Continued from page 2

Ermes Efron Borgnino was born in Hamden, Conn., on Jan. 24, 1917, the son of Italian immigrant parents. The family lived in Milan when the boy was 2 to 7, then returned to Connecticut, where he attended school in New Haven.

When Borgnine joined the Navy, he weighed 135 pounds; when he left 10 years later, he weighed 100 pounds more.

“I wouldn’t trade those 10 years for anything,” he said in 1956. “The Navy taught me a lot of things. It molded me as a man, and I made a lot of wonderful friends.”

For a time he contemplated taking a job with an air-conditioning company. But his mother persuaded him to enroll at the Randall School of Dramatic Arts in Hartford. He stayed four months, the only formal training he received.

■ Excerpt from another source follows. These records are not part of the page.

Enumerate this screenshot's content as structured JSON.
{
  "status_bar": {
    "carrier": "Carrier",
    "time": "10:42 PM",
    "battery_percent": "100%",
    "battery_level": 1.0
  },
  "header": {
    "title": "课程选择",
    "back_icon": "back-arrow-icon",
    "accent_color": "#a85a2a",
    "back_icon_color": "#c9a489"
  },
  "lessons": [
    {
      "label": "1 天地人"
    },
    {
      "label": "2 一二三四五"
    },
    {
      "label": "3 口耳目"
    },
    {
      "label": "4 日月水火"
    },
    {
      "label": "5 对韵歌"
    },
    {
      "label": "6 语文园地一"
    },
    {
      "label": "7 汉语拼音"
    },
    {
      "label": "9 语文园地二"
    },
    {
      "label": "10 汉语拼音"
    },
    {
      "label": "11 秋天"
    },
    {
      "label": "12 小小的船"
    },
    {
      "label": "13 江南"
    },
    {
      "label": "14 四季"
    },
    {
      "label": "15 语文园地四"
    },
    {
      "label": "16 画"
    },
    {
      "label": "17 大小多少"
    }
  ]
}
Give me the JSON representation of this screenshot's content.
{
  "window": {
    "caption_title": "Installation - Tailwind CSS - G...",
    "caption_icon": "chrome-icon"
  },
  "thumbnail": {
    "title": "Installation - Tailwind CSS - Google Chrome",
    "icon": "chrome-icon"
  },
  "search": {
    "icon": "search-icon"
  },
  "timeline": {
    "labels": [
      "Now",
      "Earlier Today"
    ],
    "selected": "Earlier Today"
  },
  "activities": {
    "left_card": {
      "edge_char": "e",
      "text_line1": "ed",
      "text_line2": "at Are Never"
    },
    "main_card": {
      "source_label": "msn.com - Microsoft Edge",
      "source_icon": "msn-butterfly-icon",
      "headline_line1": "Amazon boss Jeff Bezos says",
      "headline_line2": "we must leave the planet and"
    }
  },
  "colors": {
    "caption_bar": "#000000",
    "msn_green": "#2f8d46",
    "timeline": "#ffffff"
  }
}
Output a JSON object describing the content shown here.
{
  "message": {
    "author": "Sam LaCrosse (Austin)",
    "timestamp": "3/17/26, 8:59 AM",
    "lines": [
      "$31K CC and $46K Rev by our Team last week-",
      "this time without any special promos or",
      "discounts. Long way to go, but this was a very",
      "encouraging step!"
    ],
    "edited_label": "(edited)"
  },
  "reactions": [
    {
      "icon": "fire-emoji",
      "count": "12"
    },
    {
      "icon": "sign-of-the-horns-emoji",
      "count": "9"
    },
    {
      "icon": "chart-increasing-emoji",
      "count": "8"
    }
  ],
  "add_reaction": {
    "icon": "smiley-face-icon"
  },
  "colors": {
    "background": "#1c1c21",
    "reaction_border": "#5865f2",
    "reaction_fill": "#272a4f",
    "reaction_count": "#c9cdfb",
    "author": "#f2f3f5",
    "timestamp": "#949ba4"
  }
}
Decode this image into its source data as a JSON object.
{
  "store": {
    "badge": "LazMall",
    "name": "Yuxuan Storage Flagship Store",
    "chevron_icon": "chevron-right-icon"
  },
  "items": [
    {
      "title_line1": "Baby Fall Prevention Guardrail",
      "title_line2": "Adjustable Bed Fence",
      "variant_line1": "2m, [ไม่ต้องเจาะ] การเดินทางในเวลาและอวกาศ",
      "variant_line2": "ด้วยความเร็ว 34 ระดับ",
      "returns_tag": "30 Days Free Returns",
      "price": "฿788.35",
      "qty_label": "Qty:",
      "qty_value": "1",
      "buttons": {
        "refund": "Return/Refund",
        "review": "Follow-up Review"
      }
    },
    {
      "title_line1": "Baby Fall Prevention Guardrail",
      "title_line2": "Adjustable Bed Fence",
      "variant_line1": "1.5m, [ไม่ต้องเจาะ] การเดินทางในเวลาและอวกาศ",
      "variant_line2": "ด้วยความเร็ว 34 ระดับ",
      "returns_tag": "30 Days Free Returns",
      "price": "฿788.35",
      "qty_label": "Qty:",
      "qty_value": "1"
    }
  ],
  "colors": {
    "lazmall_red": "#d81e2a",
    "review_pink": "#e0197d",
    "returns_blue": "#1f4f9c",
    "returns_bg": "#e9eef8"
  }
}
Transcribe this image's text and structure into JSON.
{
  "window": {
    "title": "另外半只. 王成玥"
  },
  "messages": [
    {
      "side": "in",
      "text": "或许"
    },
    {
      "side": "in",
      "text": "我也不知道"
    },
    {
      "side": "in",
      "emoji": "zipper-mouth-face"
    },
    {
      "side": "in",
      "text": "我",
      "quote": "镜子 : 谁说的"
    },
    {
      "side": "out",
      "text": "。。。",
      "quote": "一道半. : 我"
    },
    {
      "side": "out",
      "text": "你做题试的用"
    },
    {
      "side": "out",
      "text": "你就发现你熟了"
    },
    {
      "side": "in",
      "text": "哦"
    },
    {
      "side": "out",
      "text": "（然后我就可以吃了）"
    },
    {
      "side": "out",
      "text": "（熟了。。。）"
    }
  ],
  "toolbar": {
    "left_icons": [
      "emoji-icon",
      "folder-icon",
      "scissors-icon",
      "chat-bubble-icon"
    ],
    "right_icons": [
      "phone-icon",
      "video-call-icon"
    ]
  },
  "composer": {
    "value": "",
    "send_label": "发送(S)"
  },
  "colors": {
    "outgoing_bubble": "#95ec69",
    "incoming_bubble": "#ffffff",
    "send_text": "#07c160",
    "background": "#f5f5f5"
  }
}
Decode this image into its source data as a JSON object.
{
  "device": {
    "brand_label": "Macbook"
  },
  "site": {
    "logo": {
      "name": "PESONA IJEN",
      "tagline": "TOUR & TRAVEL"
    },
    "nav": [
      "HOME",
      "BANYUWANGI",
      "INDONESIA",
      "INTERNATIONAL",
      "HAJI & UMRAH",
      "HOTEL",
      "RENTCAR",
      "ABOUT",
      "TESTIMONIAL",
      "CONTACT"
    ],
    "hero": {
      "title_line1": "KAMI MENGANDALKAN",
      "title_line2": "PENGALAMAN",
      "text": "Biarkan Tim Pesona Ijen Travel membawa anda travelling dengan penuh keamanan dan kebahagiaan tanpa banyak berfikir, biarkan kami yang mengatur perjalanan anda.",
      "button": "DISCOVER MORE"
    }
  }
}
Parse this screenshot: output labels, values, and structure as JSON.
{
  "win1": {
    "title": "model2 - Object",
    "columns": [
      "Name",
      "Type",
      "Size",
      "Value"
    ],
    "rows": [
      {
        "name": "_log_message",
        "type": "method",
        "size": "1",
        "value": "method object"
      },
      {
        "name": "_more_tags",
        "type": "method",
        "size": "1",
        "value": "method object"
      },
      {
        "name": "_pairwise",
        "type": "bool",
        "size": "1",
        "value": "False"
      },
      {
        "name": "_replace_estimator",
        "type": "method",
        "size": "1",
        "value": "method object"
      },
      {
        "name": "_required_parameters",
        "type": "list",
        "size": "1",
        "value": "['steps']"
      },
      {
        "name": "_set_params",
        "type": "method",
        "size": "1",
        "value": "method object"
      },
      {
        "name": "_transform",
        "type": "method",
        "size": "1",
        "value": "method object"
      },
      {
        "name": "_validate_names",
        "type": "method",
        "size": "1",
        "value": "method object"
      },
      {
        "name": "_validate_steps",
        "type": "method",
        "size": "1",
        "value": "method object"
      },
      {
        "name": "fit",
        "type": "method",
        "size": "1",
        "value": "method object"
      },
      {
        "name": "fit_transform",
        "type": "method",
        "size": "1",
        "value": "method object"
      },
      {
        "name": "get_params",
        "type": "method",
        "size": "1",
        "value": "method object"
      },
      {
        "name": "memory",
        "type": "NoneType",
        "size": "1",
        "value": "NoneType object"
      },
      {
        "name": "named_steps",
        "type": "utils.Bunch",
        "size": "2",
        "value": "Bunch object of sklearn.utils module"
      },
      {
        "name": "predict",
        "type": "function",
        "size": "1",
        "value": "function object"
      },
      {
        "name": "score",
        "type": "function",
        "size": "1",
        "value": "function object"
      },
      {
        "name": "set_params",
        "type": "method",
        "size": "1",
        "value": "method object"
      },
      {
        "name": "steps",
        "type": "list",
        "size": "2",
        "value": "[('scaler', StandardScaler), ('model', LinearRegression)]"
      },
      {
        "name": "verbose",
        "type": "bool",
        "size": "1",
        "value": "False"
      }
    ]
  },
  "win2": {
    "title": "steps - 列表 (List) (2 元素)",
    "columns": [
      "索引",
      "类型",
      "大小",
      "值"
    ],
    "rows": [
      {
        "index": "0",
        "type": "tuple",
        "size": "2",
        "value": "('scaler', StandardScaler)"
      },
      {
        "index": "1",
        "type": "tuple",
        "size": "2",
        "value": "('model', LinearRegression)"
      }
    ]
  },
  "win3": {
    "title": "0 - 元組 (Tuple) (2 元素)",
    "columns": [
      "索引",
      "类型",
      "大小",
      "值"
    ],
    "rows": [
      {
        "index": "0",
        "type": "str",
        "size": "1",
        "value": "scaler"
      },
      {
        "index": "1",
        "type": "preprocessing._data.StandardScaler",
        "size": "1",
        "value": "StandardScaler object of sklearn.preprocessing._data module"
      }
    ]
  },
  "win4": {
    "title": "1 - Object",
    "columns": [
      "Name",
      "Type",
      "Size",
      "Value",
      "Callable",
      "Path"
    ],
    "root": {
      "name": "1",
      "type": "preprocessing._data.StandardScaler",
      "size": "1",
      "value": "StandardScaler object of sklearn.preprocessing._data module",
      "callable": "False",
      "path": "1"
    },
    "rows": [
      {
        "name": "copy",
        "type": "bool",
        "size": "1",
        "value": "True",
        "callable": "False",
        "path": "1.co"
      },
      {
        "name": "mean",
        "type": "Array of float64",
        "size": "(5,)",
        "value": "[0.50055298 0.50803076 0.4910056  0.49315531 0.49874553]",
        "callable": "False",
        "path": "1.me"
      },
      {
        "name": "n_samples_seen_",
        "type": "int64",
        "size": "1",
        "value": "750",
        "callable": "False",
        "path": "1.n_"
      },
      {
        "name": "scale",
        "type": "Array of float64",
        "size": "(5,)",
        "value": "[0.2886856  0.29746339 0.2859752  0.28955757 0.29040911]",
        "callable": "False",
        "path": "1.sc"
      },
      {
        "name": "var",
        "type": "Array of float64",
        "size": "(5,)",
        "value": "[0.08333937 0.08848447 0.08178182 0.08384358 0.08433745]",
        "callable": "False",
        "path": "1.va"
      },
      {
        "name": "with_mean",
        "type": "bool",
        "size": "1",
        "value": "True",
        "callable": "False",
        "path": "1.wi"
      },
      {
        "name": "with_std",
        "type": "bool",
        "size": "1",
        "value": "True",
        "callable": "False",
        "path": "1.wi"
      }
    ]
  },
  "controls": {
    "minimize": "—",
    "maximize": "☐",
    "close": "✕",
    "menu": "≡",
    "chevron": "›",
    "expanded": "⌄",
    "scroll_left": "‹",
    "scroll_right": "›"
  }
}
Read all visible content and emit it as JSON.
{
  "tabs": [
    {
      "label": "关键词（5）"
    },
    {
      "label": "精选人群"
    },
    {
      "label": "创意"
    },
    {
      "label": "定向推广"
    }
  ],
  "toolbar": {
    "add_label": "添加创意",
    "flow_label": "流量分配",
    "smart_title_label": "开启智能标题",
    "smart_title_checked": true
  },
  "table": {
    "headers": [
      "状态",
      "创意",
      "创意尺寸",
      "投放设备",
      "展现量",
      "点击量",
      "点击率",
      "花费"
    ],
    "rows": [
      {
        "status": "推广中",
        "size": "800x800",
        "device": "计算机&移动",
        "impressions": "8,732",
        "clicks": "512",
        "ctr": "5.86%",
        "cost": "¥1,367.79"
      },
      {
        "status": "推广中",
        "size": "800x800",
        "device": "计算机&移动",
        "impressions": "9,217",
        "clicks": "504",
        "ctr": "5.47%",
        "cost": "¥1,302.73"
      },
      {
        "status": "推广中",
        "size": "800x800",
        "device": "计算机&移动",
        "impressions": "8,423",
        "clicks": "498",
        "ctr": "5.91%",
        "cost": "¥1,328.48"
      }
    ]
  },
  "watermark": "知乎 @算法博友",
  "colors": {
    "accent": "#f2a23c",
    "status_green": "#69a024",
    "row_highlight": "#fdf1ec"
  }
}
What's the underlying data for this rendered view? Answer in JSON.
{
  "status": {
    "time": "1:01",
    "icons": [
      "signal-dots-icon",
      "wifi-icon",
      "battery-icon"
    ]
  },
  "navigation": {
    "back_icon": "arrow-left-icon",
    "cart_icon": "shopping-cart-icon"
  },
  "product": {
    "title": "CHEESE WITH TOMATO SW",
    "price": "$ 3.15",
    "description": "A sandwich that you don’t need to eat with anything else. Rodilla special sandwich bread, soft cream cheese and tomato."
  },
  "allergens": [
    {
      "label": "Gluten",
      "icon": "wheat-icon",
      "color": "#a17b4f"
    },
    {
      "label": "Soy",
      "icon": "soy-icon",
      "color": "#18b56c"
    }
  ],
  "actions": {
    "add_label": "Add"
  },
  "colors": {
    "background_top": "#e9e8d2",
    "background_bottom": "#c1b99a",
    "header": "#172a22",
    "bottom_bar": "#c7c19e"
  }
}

He appeared in repertory at the Barter Theater in Virginia, toured as a hospital attendant in “Harvey” and played a villain on TV’s “Captain Video.”

After earning $2,300 in 1951, Borgnine almost accepted a position with an electrical company. But the job fell through, and he returned to acting, moving into a modest house in Los Angeles’ San Fernando Valley.

His first marriage was to Rhoda Kenins, whom he met when she was a Navy pharmacist’s mate and he was a patient. They had a daughter, but the marriage ended in divorce after his “Marty” stardom.

Borgnine married Mexican actress Katy Jurado in 1959, and their marriage resulted in headlined squabbles from Hollywood to Rome before it ended in 1964.

In 1963, he and Merman startled the show business world by announcing, after a month’s acquaintance, that they would marry when his divorce from Jurado became final. The Broadway singing star and the movie tough guy seemed to have nothing in common, and their marriage ended in 38 days after a fierce battle.

“If you blinked, you missed it,” Merman once cracked.

Next came one-time child actress Donna Rancourt, with whom Borgnine had a daughter, and finally his happy union with Tova.

On Jan. 24, 2007, Borgnine celebrated his 90th birthday with a party for friends and family at a West Hollywood bistro. Still boisterous, Borgnine made a rare concession to age at 88 when he gave up driving the bus he would take around the country, stopping to talk with local folks along the way.

During an interview at the time, Borgnine complained that he wanted to continue acting but roles were tough to find at his age.

“I just want to do more work,” he said. “Every time I step in front of a camera I feel young again. I really do. It keeps your mind active and it keeps you going.”